В городе возникло двоевластие. В Народном доме заседал новый состав Совдепа, в бывшем управлении 3-го отдела обосновался Козырев со своим штабом. Тимофеев смог предоставить в распоряжение Бахметьева только одну надежную роту из своего отряда, так как остальные были настолько неуправляемы, что он на них сам не мог положиться. Тем не менее, именно силами этой роты и местных коммунистов были совершены мероприятия, которые должны были символизировать, что власть в городе в руках совдепа, или как его стали именовать по-новому уездного Ревкома. Эти мероприятия заключались в аресте всех оставшихся в городе более или менее видных белогвардейцев. Как ни странно не уехали из города ни комендант генерал Веденин, ни ряд других белых офицеров, а также протоирей Гамаюнов, и несколько крупных золотопромышленников. Видимо, они надеялись, что все и на этот раз постепенно уляжется и вернется на круги своя. Павел Петрович более всего боялся, что в городе может возникнуть резня, сведение счетов и т. д. Потому он поспешил препроводить в крепость наиболее одиозные фигуры из прежнего колчаковского руководства. Но козыревцы, среди которых тоже оказались местные уроженцы, попытались перехватить инициативу. Они сами стали проводить аресты и облавы, и в отличие от большевиков тут-же казнить арестованных без всякого суда, в так называемом сенькином логу, за городом. Особенно всех потрясла казнь протоирея Гамаюнова. Бахметьев решил, что до поры не стоит арестовывать главного священнослужителя города и уезда, хоть тот и являлся ярым белогвардейцем - мало ли что, в городе полно верующих. Он и сам не мог подумать, что этим невольно подписал ему смертный приговор. Козыревцы, обозленные тем, что большевики успели арестовать наиболее видных белых офицеров и чиновников, зверски избив Гамаюнова и его дочь, повезли протоирея и нескольких попавшихся к ним младших казачьих офицеров, в том числе и отца Романа хорунжего Сторожева, в сенькин лог и там всех зверски изрубили. Исполин Гамаюнов нашел в себе силы встать перед палачами во весь рост и осенить их крестным знамением, одновременно громовым голосом как с амвона отпуская им грехи:
- Прости их Господи, ибо не ведают что творят!...
Попутно козыревцы проводили и агитацию, по сути эсеровско-местническую, выдвигая лозунги: "Все права крестьянам, долой коммунию. Сибирь - сибирякам. Паши сколько хочешь, скота води сколько можешь. Не нужен нам коммунизм и нищая вшивая Россия". Эти лозунги для многих крестьян и части мещан были очень привлекательны. И хоть Бахметьев до того бодро телеграфировал в Семипалатинск, что большевики твердо держат власть в городе, он понимал, что одной ротой тимофеевских партизан с Козырем ему никак не справиться. Нужно было просить помощи, что было, в общем, тоже небезопасно. Павел Петрович понимал, что с прибытием в уезд частей Красной Армии будет покончено и с Козырем, и с автономией казачьих станиц и поселков и, по всей видимости, с его фактическим руководством города. Но делать было нечего, козыревцы все более активизировались, к ним уже потянулся распропагандированный сельский народ. Бахметьев дал телеграмму в Семипалатинск об истинном положении дел в городе.

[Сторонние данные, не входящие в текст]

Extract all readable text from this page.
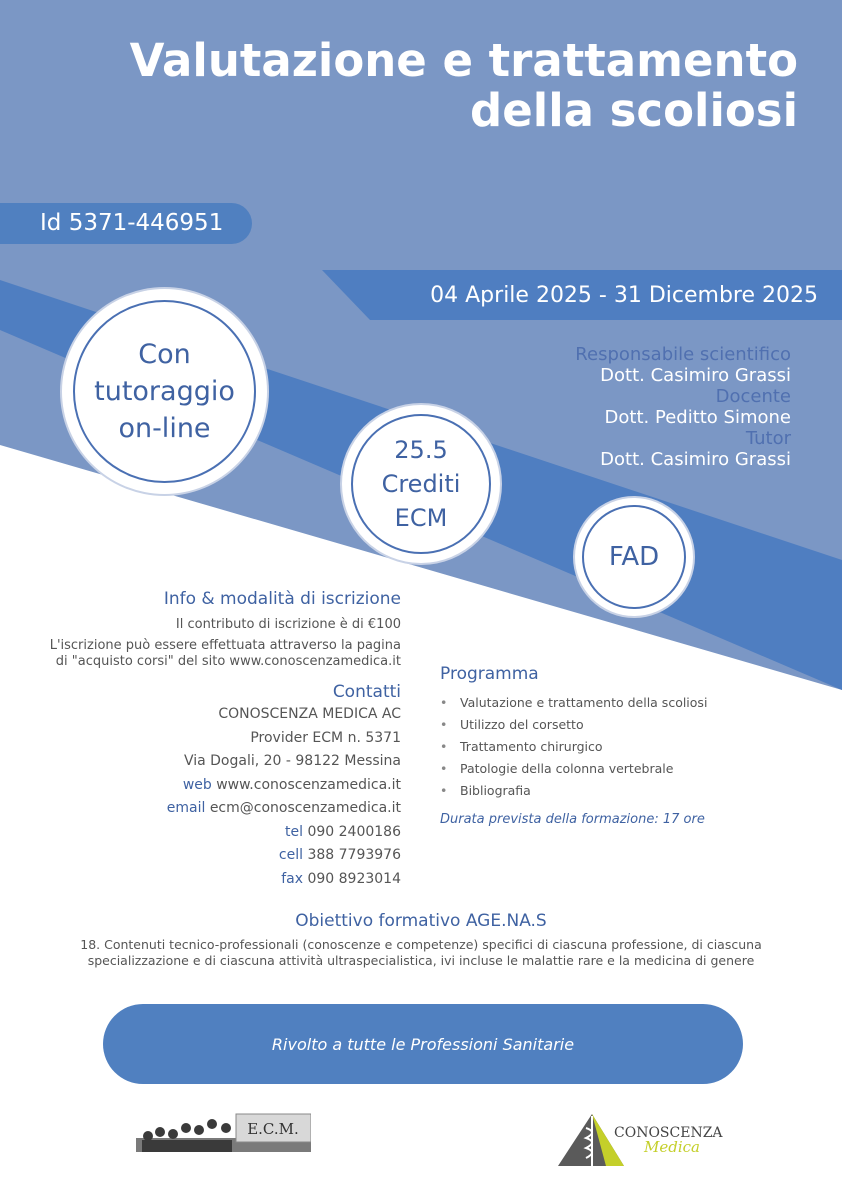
Valutazione e trattamento
della scoliosi
Id 5371-446951
04 Aprile 2025 - 31 Dicembre 2025
Con
tutoraggio
on-line
25.5
Crediti
ECM
FAD
Responsabile scientifico
Dott. Casimiro Grassi
Docente
Dott. Peditto Simone
Tutor
Dott. Casimiro Grassi
Info & modalità di iscrizione
Il contributo di iscrizione è di €100
L'iscrizione può essere effettuata attraverso la pagina
di "acquisto corsi" del sito www.conoscenzamedica.it
Contatti
CONOSCENZA MEDICA AC
Provider ECM n. 5371
Via Dogali, 20 - 98122 Messina
web www.conoscenzamedica.it
email ecm@conoscenzamedica.it
tel 090 2400186
cell 388 7793976
fax 090 8923014
Programma
• Valutazione e trattamento della scoliosi
• Utilizzo del corsetto
• Trattamento chirurgico
• Patologie della colonna vertebrale
• Bibliografia
Durata prevista della formazione: 17 ore
Obiettivo formativo AGE.NA.S
18. Contenuti tecnico-professionali (conoscenze e competenze) specifici di ciascuna professione, di ciascuna
specializzazione e di ciascuna attività ultraspecialistica, ivi incluse le malattie rare e la medicina di genere
Rivolto a tutte le Professioni Sanitarie
E.C.M.	CONOSCENZA
Medica
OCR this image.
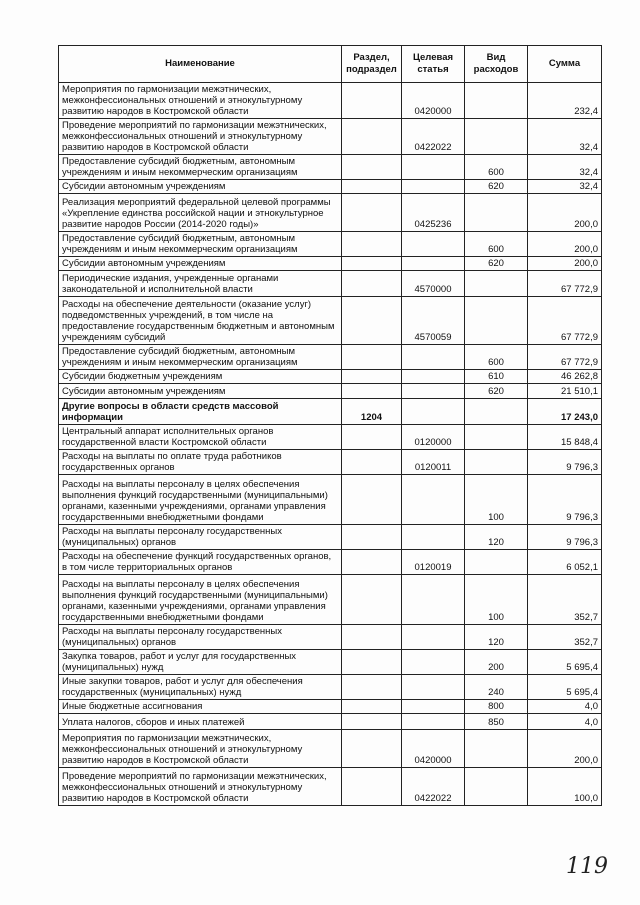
Наименование	Раздел, подраздел	Целевая статья	Вид расходов	Сумма
Мероприятия по гармонизации межэтнических, межконфессиональных отношений и этнокультурному развитию народов в Костромской области		0420000		232,4
Проведение мероприятий по гармонизации межэтнических, межконфессиональных отношений и этнокультурному развитию народов в Костромской области		0422022		32,4
Предоставление субсидий бюджетным, автономным учреждениям и иным некоммерческим организациям			600	32,4
Субсидии автономным учреждениям			620	32,4
Реализация мероприятий федеральной целевой программы «Укрепление единства российской нации и этнокультурное развитие народов России (2014-2020 годы)»		0425236		200,0
Предоставление субсидий бюджетным, автономным учреждениям и иным некоммерческим организациям			600	200,0
Субсидии автономным учреждениям			620	200,0
Периодические издания, учрежденные органами законодательной и исполнительной власти		4570000		67 772,9
Расходы на обеспечение деятельности (оказание услуг) подведомственных учреждений, в том числе на предоставление государственным бюджетным и автономным учреждениям субсидий		4570059		67 772,9
Предоставление субсидий бюджетным, автономным учреждениям и иным некоммерческим организациям			600	67 772,9
Субсидии бюджетным учреждениям			610	46 262,8
Субсидии автономным учреждениям			620	21 510,1
Другие вопросы в области средств массовой информации	1204			17 243,0
Центральный аппарат исполнительных органов государственной власти Костромской области		0120000		15 848,4
Расходы на выплаты по оплате труда работников государственных органов		0120011		9 796,3
Расходы на выплаты персоналу в целях обеспечения выполнения функций государственными (муниципальными) органами, казенными учреждениями, органами управления государственными внебюджетными фондами			100	9 796,3
Расходы на выплаты персоналу государственных (муниципальных) органов			120	9 796,3
Расходы на обеспечение функций государственных органов, в том числе территориальных органов		0120019		6 052,1
Расходы на выплаты персоналу в целях обеспечения выполнения функций государственными (муниципальными) органами, казенными учреждениями, органами управления государственными внебюджетными фондами			100	352,7
Расходы на выплаты персоналу государственных (муниципальных) органов			120	352,7
Закупка товаров, работ и услуг для государственных (муниципальных) нужд			200	5 695,4
Иные закупки товаров, работ и услуг для обеспечения государственных (муниципальных) нужд			240	5 695,4
Иные бюджетные ассигнования			800	4,0
Уплата налогов, сборов и иных платежей			850	4,0
Мероприятия по гармонизации межэтнических, межконфессиональных отношений и этнокультурному развитию народов в Костромской области		0420000		200,0
Проведение мероприятий по гармонизации межэтнических, межконфессиональных отношений и этнокультурному развитию народов в Костромской области		0422022		100,0
119
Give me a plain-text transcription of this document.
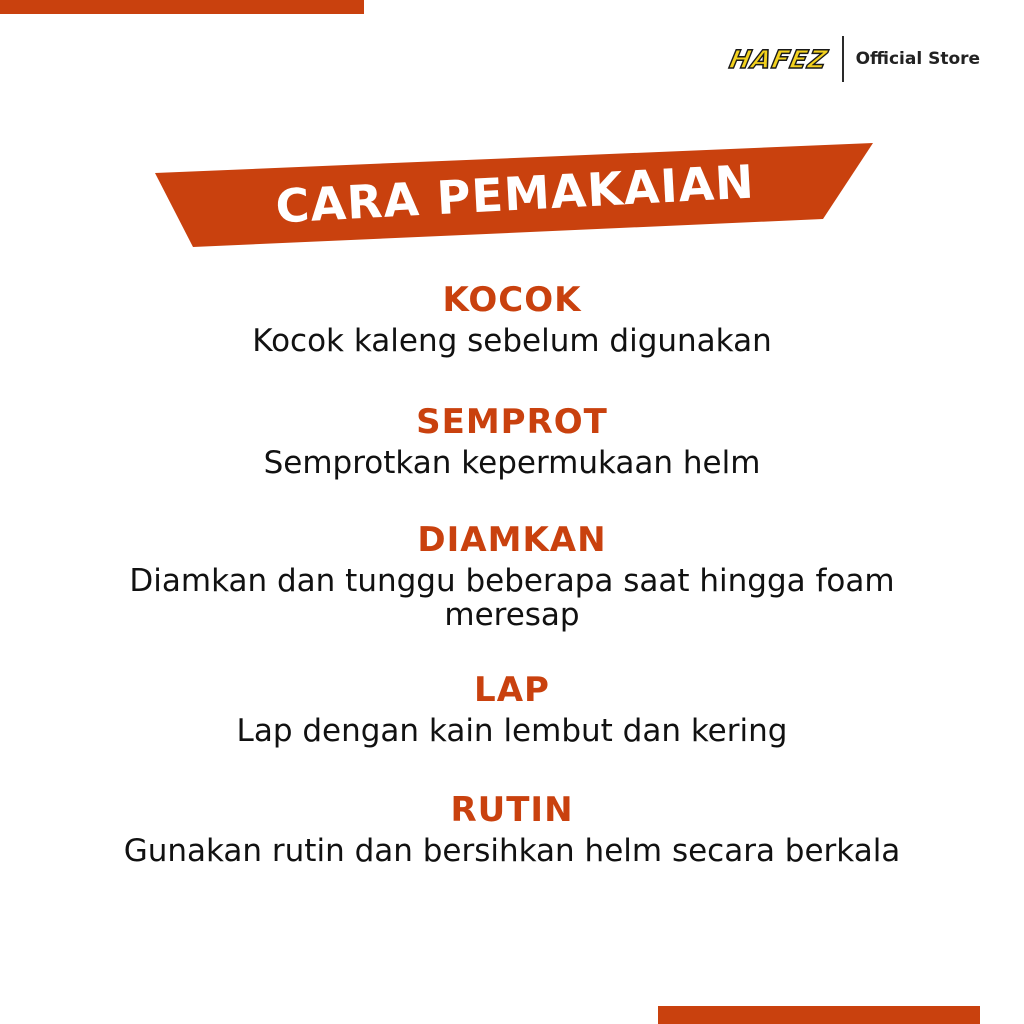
HAFEZ	Official Store
CARA PEMAKAIAN
KOCOK
Kocok kaleng sebelum digunakan
SEMPROT
Semprotkan kepermukaan helm
DIAMKAN
Diamkan dan tunggu beberapa saat hingga foam meresap
LAP
Lap dengan kain lembut dan kering
RUTIN
Gunakan rutin dan bersihkan helm secara berkala
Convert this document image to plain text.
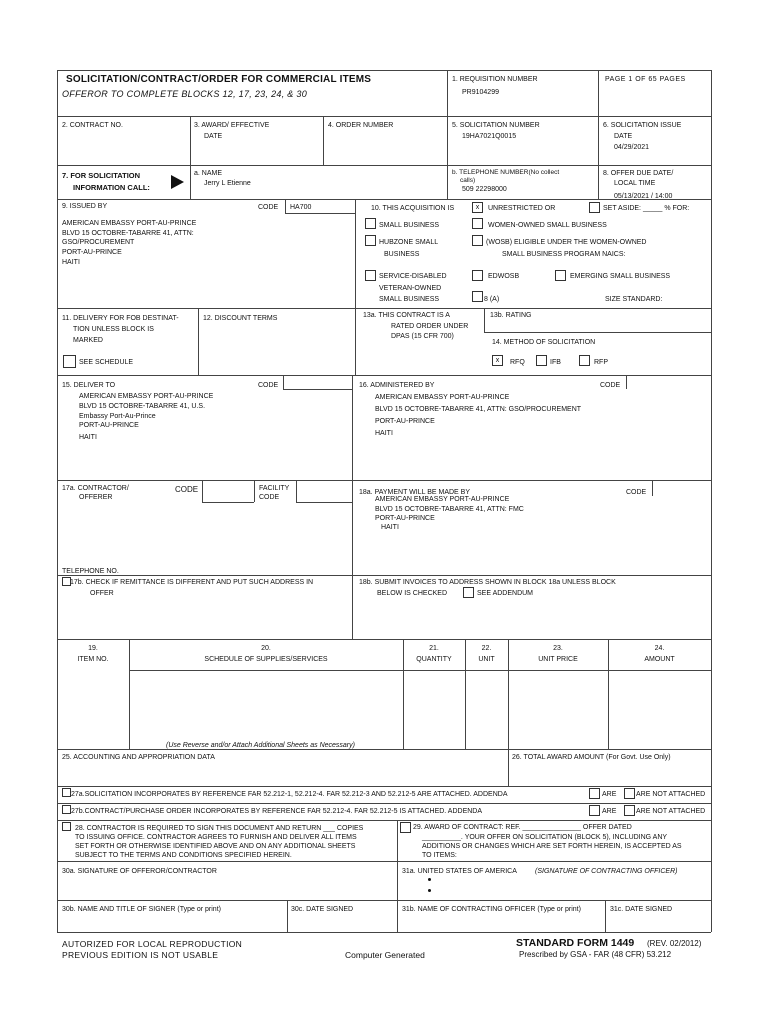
SOLICITATION/CONTRACT/ORDER FOR COMMERCIAL ITEMS
OFFEROR TO COMPLETE BLOCKS 12, 17, 23, 24, & 30
1. REQUISITION NUMBER
PR9104299
PAGE 1 OF 65 PAGES
2. CONTRACT NO.	3. AWARD/ EFFECTIVE
DATE
4. ORDER NUMBER	5. SOLICITATION NUMBER
19HA7021Q0015
6. SOLICITATION ISSUE
DATE
04/29/2021
7. FOR SOLICITATION
INFORMATION CALL:
a. NAME
Jerry L Etienne
b. TELEPHONE NUMBER(No collect
calls)
509 22298000
8. OFFER DUE DATE/
LOCAL TIME
05/13/2021 / 14:00
9. ISSUED BY	CODE HA700
AMERICAN EMBASSY PORT-AU-PRINCE
BLVD 15 OCTOBRE-TABARRE 41, ATTN:
GSO/PROCUREMENT
PORT-AU-PRINCE
HAITI
10. THIS ACQUISITION IS	x	UNRESTRICTED OR	SET ASIDE: _____ % FOR:
SMALL BUSINESS	WOMEN-OWNED SMALL BUSINESS
HUBZONE SMALL
BUSINESS
(WOSB) ELIGIBLE UNDER THE WOMEN-OWNED
SMALL BUSINESS PROGRAM NAICS:
SERVICE-DISABLED
VETERAN-OWNED
SMALL BUSINESS
EDWOSB	EMERGING SMALL BUSINESS
8 (A)	SIZE STANDARD:
11. DELIVERY FOR FOB DESTINAT-
TION UNLESS BLOCK IS
MARKED
SEE SCHEDULE
12. DISCOUNT TERMS	13a. THIS CONTRACT IS A
RATED ORDER UNDER
DPAS (15 CFR 700)
13b. RATING
14. METHOD OF SOLICITATION
x	RFQ	IFB	RFP
15. DELIVER TO	CODE
AMERICAN EMBASSY PORT-AU-PRINCE
BLVD 15 OCTOBRE-TABARRE 41, U.S.
Embassy Port-Au-Prince
PORT-AU-PRINCE
HAITI
16. ADMINISTERED BY	CODE
AMERICAN EMBASSY PORT-AU-PRINCE
BLVD 15 OCTOBRE-TABARRE 41, ATTN: GSO/PROCUREMENT
PORT-AU-PRINCE
HAITI
17a. CONTRACTOR/
OFFERER
CODE	FACILITY
CODE
TELEPHONE NO.
17b. CHECK IF REMITTANCE IS DIFFERENT AND PUT SUCH ADDRESS IN
OFFER
18a. PAYMENT WILL BE MADE BY	CODE
AMERICAN EMBASSY PORT-AU-PRINCE
BLVD 15 OCTOBRE-TABARRE 41, ATTN: FMC
PORT-AU-PRINCE
HAITI
18b. SUBMIT INVOICES TO ADDRESS SHOWN IN BLOCK 18a UNLESS BLOCK
BELOW IS CHECKED	SEE ADDENDUM
19.
ITEM NO.
20.
SCHEDULE OF SUPPLIES/SERVICES
21.
QUANTITY
22.
UNIT
23.
UNIT PRICE
24.
AMOUNT
(Use Reverse and/or Attach Additional Sheets as Necessary)
25. ACCOUNTING AND APPROPRIATION DATA	26. TOTAL AWARD AMOUNT (For Govt. Use Only)
27a.SOLICITATION INCORPORATES BY REFERENCE FAR 52.212-1, 52.212-4. FAR 52.212-3 AND 52.212-5 ARE ATTACHED. ADDENDA	ARE	ARE NOT ATTACHED
27b.CONTRACT/PURCHASE ORDER INCORPORATES BY REFERENCE FAR 52.212-4. FAR 52.212-5 IS ATTACHED. ADDENDA	ARE	ARE NOT ATTACHED
28. CONTRACTOR IS REQUIRED TO SIGN THIS DOCUMENT AND RETURN ___ COPIES
TO ISSUING OFFICE. CONTRACTOR AGREES TO FURNISH AND DELIVER ALL ITEMS
SET FORTH OR OTHERWISE IDENTIFIED ABOVE AND ON ANY ADDITIONAL SHEETS
SUBJECT TO THE TERMS AND CONDITIONS SPECIFIED HEREIN.
29. AWARD OF CONTRACT: REF. _______________ OFFER DATED
__________. YOUR OFFER ON SOLICITATION (BLOCK 5), INCLUDING ANY
ADDITIONS OR CHANGES WHICH ARE SET FORTH HEREIN, IS ACCEPTED AS
TO ITEMS:
30a. SIGNATURE OF OFFEROR/CONTRACTOR	31a. UNITED STATES OF AMERICA	(SIGNATURE OF CONTRACTING OFFICER)
30b. NAME AND TITLE OF SIGNER (Type or print)	30c. DATE SIGNED	31b. NAME OF CONTRACTING OFFICER (Type or print)	31c. DATE SIGNED
AUTORIZED FOR LOCAL REPRODUCTION
PREVIOUS EDITION IS NOT USABLE	Computer Generated
STANDARD FORM 1449 (REV. 02/2012)
Prescribed by GSA - FAR (48 CFR) 53.212
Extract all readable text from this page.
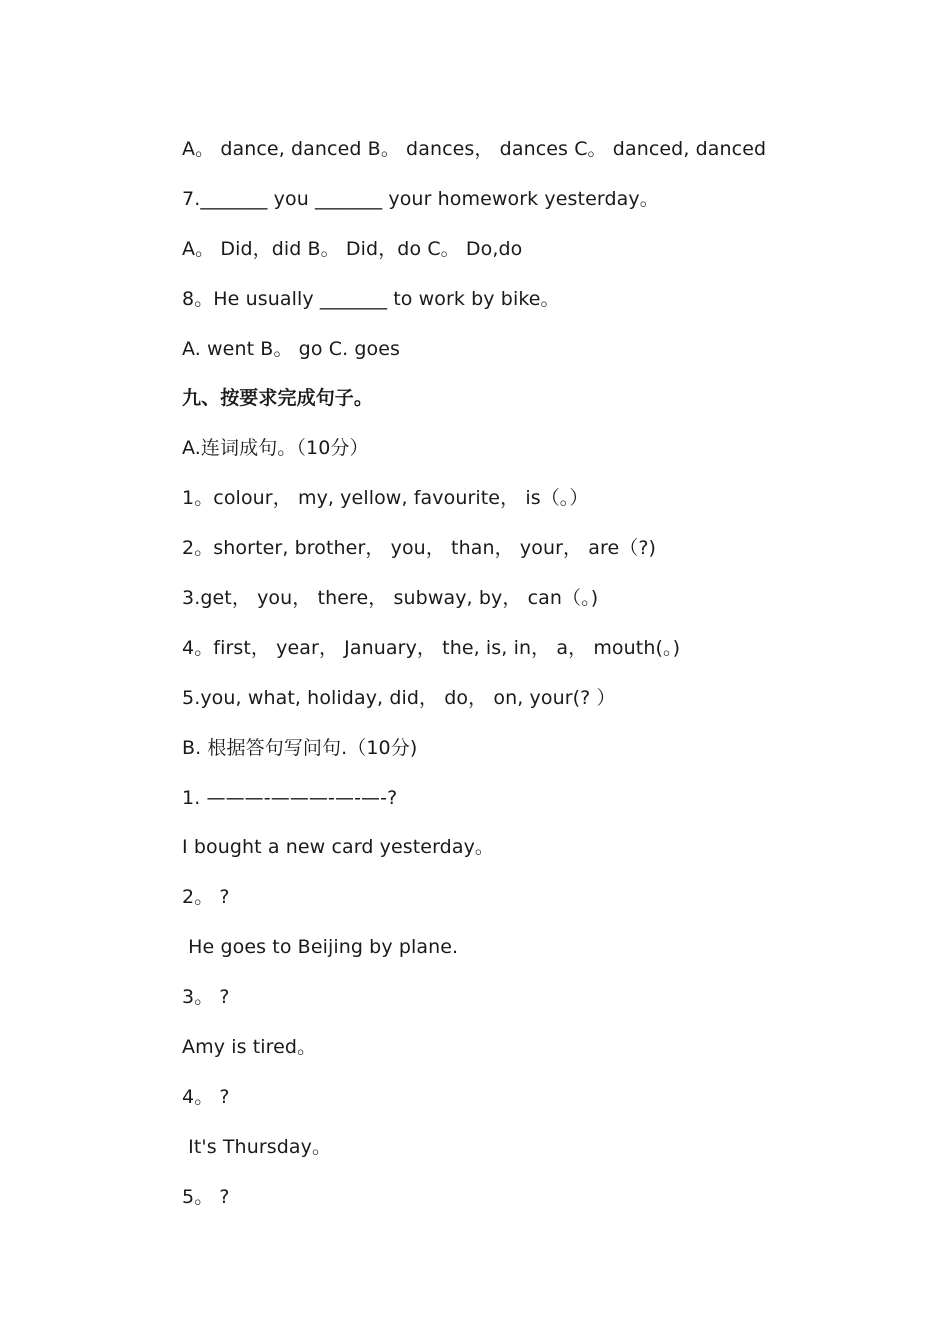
A。 dance, danced B。 dances， dances C。 danced, danced
7._______ you _______ your homework yesterday。
A。 Did，did B。 Did，do C。 Do,do
8。He usually _______ to work by bike。
A. went B。 go C. goes
九、按要求完成句子。
A.连词成句。（10分）
1。colour， my, yellow, favourite， is（。）
2。shorter, brother， you， than， your， are（?)
3.get， you， there， subway, by， can（。)
4。first， year， January， the, is, in， a， mouth(。)
5.you, what, holiday, did， do， on, your(? ）
B. 根据答句写问句.（10分)
1. ———-———-—-—-?
I bought a new card yesterday。
2。 ?
He goes to Beijing by plane.
3。 ?
Amy is tired。
4。 ?
It's Thursday。
5。 ?
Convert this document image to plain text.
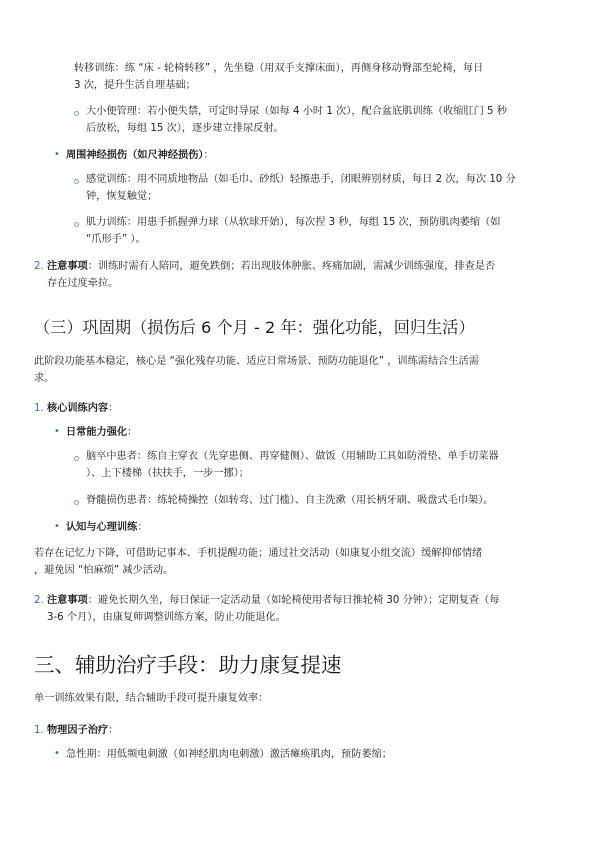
转移训练：练 “床 - 轮椅转移” ，先坐稳（用双手支撑床面），再侧身移动臀部至轮椅，每日
3 次，提升生活自理基础；
大小便管理：若小便失禁，可定时导尿（如每 4 小时 1 次），配合盆底肌训练（收缩肛门 5 秒
后放松，每组 15 次），逐步建立排尿反射。
• 周围神经损伤（如尺神经损伤）：
感觉训练：用不同质地物品（如毛巾、砂纸）轻擦患手，闭眼辨别材质，每日 2 次，每次 10 分
钟，恢复触觉；
肌力训练：用患手抓握弹力球（从软球开始），每次捏 3 秒，每组 15 次，预防肌肉萎缩（如
“爪形手” ）。
2. 注意事项：训练时需有人陪同，避免跌倒；若出现肢体肿胀、疼痛加剧，需减少训练强度，排查是否
存在过度牵拉。
（三）巩固期（损伤后 6 个月 - 2 年：强化功能，回归生活）
此阶段功能基本稳定，核心是 “强化残存功能、适应日常场景、预防功能退化” ，训练需结合生活需
求。
1. 核心训练内容：
• 日常能力强化：
脑卒中患者：练自主穿衣（先穿患侧、再穿健侧）、做饭（用辅助工具如防滑垫、单手切菜器
）、上下楼梯（扶扶手，一步一挪）；
脊髓损伤患者：练轮椅操控（如转弯、过门槛）、自主洗漱（用长柄牙刷、吸盘式毛巾架）。
• 认知与心理训练：
若存在记忆力下降，可借助记事本、手机提醒功能；通过社交活动（如康复小组交流）缓解抑郁情绪
，避免因 “怕麻烦” 减少活动。
2. 注意事项：避免长期久坐，每日保证一定活动量（如轮椅使用者每日推轮椅 30 分钟）；定期复查（每
3-6 个月），由康复师调整训练方案，防止功能退化。
三、辅助治疗手段：助力康复提速
单一训练效果有限，结合辅助手段可提升康复效率：
1. 物理因子治疗：
• 急性期：用低频电刺激（如神经肌肉电刺激）激活瘫痪肌肉，预防萎缩；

Во второй половине января в Усть-Каменогорск, воспользовавшись относительным затишьем на Семиреченском фронте, прислали сразу три полка регулярных сил Красной Армии. Козыревская армия рассеялась фактически без боя, он сам бежал. Вместе с войсками прибыла и "административная" помощь, в виде ЧК и всевозможных комиссаров губкома. Они привезли с собой инструкции и указ о немедленном проведении в уезде продразверстки. Россия не переставала голодать, а в этом благодатном краю, несомненно, имелись значительные излишки продовольствия, которые предписывалось незамедлительно изъять.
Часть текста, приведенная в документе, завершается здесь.